The Enduring Legacy of the Myth
Even after six decades, the shadow of 1965 has never really lifted from Pakistan’s national memory. The story told to the public in the aftermath of the war the story of defiance, heroism, and military triumph still endures, almost untouched. Every year, Defence Day is commemorated as a celebration of victory -a triumph that in reality never took place on the battlefield.
Across textbooks, speeches, and televised tributes, the same narrative repeats itself. Generations of Pakistanis have grown up absorbing a carefully curated version of history, one that skips past the failure of Operation Gibraltar, amplifies selective Air Force successes into sweeping strategic achievements, and frames the Tashkent Agreement not as a return to the pre-war status quo……but as a betrayal.
The myth became larger than the war itself.
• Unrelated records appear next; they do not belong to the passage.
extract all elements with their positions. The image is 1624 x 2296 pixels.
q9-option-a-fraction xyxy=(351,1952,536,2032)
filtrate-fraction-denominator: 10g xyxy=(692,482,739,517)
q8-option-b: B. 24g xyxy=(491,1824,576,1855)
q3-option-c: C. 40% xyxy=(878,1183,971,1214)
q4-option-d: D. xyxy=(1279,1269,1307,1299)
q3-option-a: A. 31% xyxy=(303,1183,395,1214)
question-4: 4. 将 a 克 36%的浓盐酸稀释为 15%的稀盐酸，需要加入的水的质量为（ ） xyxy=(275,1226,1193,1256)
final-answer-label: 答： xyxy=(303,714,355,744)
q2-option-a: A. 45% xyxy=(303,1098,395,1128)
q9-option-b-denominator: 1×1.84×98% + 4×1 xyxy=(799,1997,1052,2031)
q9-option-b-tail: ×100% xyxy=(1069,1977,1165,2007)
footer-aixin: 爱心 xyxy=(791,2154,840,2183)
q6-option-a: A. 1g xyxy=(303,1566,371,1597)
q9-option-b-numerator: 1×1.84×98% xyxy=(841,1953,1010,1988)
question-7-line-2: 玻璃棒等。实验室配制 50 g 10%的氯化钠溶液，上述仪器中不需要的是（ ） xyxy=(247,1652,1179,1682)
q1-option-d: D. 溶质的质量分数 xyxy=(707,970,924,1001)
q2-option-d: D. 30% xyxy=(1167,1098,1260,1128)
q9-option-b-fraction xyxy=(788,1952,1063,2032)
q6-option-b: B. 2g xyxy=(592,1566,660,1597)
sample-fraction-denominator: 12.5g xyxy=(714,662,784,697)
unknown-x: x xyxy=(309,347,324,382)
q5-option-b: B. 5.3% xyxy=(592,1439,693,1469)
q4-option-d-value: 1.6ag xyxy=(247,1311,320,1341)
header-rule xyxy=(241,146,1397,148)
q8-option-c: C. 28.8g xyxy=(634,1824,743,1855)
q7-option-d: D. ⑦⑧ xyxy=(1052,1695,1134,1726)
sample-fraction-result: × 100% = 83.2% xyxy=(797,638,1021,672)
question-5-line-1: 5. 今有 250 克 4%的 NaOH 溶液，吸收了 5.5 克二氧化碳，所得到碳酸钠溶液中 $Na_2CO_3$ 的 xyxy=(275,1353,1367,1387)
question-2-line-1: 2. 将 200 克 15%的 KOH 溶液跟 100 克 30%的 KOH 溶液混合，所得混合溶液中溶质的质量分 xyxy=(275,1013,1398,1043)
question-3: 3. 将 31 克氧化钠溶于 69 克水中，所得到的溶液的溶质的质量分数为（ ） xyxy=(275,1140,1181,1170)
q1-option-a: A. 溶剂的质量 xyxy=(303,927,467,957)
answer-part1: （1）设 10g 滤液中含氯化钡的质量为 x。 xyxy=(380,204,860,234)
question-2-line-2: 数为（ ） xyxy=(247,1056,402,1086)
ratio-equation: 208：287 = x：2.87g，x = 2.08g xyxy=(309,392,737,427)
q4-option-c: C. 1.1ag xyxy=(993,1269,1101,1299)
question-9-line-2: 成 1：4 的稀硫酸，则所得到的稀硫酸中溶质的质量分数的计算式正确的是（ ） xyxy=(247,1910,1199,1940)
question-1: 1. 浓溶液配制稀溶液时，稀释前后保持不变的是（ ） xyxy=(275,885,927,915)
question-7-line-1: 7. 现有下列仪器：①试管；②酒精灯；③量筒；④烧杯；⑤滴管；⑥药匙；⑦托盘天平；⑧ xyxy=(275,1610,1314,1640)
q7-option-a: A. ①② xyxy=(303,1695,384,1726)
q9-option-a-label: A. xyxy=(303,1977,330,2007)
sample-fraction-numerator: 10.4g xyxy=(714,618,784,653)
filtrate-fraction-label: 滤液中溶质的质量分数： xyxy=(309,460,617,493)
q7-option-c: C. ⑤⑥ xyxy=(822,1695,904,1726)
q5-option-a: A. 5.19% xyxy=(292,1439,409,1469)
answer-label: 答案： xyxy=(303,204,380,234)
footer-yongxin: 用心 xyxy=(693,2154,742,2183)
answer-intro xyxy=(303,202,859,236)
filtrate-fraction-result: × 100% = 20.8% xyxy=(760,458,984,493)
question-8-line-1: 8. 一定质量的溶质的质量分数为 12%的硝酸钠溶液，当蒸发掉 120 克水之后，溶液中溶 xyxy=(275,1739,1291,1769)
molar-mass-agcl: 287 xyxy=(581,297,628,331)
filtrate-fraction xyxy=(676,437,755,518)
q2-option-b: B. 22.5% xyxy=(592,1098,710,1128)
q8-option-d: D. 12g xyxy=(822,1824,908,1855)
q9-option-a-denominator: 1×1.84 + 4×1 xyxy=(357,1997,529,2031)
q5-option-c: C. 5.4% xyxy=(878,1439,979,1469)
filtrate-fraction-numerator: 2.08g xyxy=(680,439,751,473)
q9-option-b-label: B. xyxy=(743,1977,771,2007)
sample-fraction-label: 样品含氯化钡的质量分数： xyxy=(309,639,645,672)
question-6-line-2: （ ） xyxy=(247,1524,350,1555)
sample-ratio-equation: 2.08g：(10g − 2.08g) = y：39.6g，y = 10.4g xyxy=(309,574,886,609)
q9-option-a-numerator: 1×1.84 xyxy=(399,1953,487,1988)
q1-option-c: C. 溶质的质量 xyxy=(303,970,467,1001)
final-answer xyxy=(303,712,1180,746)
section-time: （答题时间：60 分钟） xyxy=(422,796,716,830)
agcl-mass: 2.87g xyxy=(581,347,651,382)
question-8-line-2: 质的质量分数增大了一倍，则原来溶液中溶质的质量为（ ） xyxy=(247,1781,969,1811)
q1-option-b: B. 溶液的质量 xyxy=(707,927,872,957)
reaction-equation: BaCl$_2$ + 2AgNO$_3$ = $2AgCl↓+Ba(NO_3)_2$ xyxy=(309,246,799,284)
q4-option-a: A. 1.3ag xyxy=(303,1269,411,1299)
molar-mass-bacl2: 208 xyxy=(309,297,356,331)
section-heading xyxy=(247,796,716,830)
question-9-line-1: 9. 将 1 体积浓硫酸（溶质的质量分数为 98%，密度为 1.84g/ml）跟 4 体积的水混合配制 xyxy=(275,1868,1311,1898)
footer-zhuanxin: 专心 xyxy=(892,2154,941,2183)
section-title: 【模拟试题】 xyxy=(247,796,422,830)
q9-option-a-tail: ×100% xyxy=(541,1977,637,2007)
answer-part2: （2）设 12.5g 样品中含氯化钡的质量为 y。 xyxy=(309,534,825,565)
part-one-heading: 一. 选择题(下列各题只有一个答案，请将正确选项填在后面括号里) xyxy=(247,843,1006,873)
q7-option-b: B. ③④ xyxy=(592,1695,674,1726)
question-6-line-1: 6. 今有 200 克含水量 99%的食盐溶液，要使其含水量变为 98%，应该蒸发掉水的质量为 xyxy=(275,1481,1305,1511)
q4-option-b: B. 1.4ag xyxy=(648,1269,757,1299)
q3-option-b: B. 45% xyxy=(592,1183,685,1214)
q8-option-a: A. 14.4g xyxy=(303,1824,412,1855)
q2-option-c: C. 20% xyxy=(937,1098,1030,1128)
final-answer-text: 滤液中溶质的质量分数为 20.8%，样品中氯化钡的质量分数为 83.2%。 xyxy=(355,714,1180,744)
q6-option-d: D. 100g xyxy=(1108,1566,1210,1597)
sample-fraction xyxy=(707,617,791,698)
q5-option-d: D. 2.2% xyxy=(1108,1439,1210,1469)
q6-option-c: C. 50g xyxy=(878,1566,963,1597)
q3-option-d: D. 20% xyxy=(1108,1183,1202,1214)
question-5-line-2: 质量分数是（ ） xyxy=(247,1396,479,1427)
And over time, it hardened into something more powerful than fact- a national belief system, passed from one generation to the next.
In the process, the more uncomfortable truths were quietly buried:
- That the war was miscalculated at its very conception.
- That the battlefield gains never matched the promises made.
- That Tashkent was not the capitulation people were told it was…
- but a diplomatic attempt to step back from a conflict that had already gone badly wrong.
The legacy of 1965, then is not just about what happened during the war. It is about how a nation chose to remember it.
This mythology persists despite substantial evidence to the contrary. Western analysts, neutral military historians, and even some senior Pakistani military figures have documented the actual sequence of events. Pakistan’s Air Marshal Nur Khan, the Pakistan Air Force’s commander during the war, acknowledged after his retirement that the Pakistan Army not India should be held responsible for starting the conflict.
The gap between public perception and historical reality represents something larger than mere nostalgia for a lost victory. It reflects the effectiveness of a state propaganda apparatus that successfully constructed an alternative reality potent enough to survive for sixty years despite mounting evidence to the contrary. And it reveals the political vulnerability created when military establishments prioritize institutional prestige over honest reckoning with failure.
Conclusion: The Victory That Never Was
Pakistan’s interpretation of the Tashkent Declaration as a humiliating defeat rested on a foundation of misinformation about what the 1965 war had actually produced. A military operation based on faulty assumptions had failed within weeks. A conventional war fought across multiple theaters had ended in a stalemate. A peace agreement that restored pre-war boundaries was presented to an expectant public as a betrayal of military triumph.
The Tashkent Declaration itself was not a missed opportunity for Pakistan. It was a rational restoration of the status quo following a failed military gamble. But because the Pakistani public had been systematically misled about the actual progress of the war by state-controlled media and government propaganda, the agreement appeared to them as an abandonment of victory when in reality, there had been no victory to abandon.
This is the deeper tragedy of Pakistan’s experience with the 1965 war. Not that the nation was defeated on the battlefield, but that its military establishment chose to construct mythology rather than confront failure. The Tashkent Declaration didn’t misrepresent Pakistan’s military achievement. But by that point, Pakistan’s own media had already done the misrepresenting and the nation would spend the next sixty years living within that fabricated reality.